Antes de outubro de 2023, Gaza dependia fortemente da entrada de bens e provisões vindas do exterior, com uma média de 500 camiões a entrar na Faixa diariamente. Desde 2 de março, nem sequer 500 camiões entraram, no total. Com os postos fronteiriços frequentemente fechados ou a operar sob limitações severas, e com a produção alimentar local praticamente nula devido à destruição e aos confrontos armados, as consequências são claras: ou os mercados estão vazios, ou os alimentos disponíveis são inacessíveis para a maioria das pessoas.

Inevitavelmente, os preços dos alimentos dispararam por toda a Faixa, tornando até os produtos mais básicos fora do alcance da maioria. Por exemplo, um quilo de açúcar custa em média 76 dólares (cerca de 65 euros), enquanto um quilo de batatas ou farinha custa quase 30 dólares (cerca de 26 euros), segundo o Programa Alimentar Mundial. Devido a isto, muitas famílias sobrevivem com uma só refeição por dia – frequentemente apenas arroz, lentilhas ou massa – sem acesso a pão, vegetais frescos ou proteína suficiente.

Os pais também estão a saltar refeições deliberadamente para alimentar os filhos. Mesmo até mulheres desnutridas, que recebem alimentos terapêuticos, acabam por dar as provisões aos filhos.

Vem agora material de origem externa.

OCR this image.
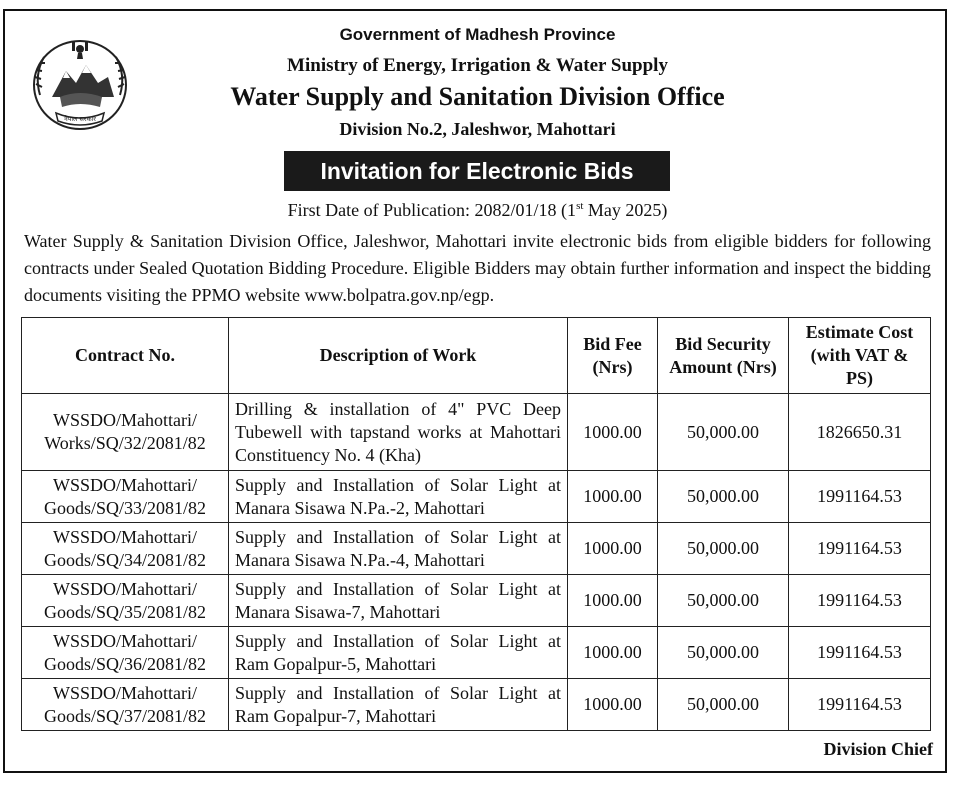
नेपाल सरकार
Government of Madhesh Province
Ministry of Energy, Irrigation & Water Supply
Water Supply and Sanitation Division Office
Division No.2, Jaleshwor, Mahottari
Invitation for Electronic Bids
First Date of Publication: 2082/01/18 (1st May 2025)
Water Supply & Sanitation Division Office, Jaleshwor, Mahottari invite electronic bids from eligible bidders for following contracts under Sealed Quotation Bidding Procedure. Eligible Bidders may obtain further information and inspect the bidding documents visiting the PPMO website www.bolpatra.gov.np/egp.
Contract No.	Description of Work	Bid Fee (Nrs)	Bid Security Amount (Nrs)	Estimate Cost (with VAT & PS)
WSSDO/Mahottari/ Works/SQ/32/2081/82	Drilling & installation of 4" PVC Deep Tubewell with tapstand works at Mahottari Constituency No. 4 (Kha)	1000.00	50,000.00	1826650.31
WSSDO/Mahottari/ Goods/SQ/33/2081/82	Supply and Installation of Solar Light at Manara Sisawa N.Pa.-2, Mahottari	1000.00	50,000.00	1991164.53
WSSDO/Mahottari/ Goods/SQ/34/2081/82	Supply and Installation of Solar Light at Manara Sisawa N.Pa.-4, Mahottari	1000.00	50,000.00	1991164.53
WSSDO/Mahottari/ Goods/SQ/35/2081/82	Supply and Installation of Solar Light at Manara Sisawa-7, Mahottari	1000.00	50,000.00	1991164.53
WSSDO/Mahottari/ Goods/SQ/36/2081/82	Supply and Installation of Solar Light at Ram Gopalpur-5, Mahottari	1000.00	50,000.00	1991164.53
WSSDO/Mahottari/ Goods/SQ/37/2081/82	Supply and Installation of Solar Light at Ram Gopalpur-7, Mahottari	1000.00	50,000.00	1991164.53
Division Chief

Sou mãe, e não as posso culpar, porque eu faria o mesmo”, confessa a supervisora da equipa de enfermagem da MSF, Nour Nijim. “Mas sinto-me impotente como profissional de saúde. As pessoas têm fome e pedem-nos alimentos terapêuticos, mas não temos o suficiente e só os podemos prescrever a quem for diagnosticado com desnutrição.”

Os pacientes desnutridos que observamos são apenas a parte visível de uma crise muito maior. Nas clínicas da MSF, pacientes feridos imploram por comida em vez de medicamentos – as feridas deles não cicatrizam devido à deficiência de proteínas. Os médicos estão a observar perda rápida de peso, infeções prolongadas e fadiga visível entre os pacientes e os cuidadores.

A MSF apela urgentemente a um acesso humanitário irrestrito, a um fluxo contínuo de ajuda alimentar e médica para Gaza, e à proteção dos civis.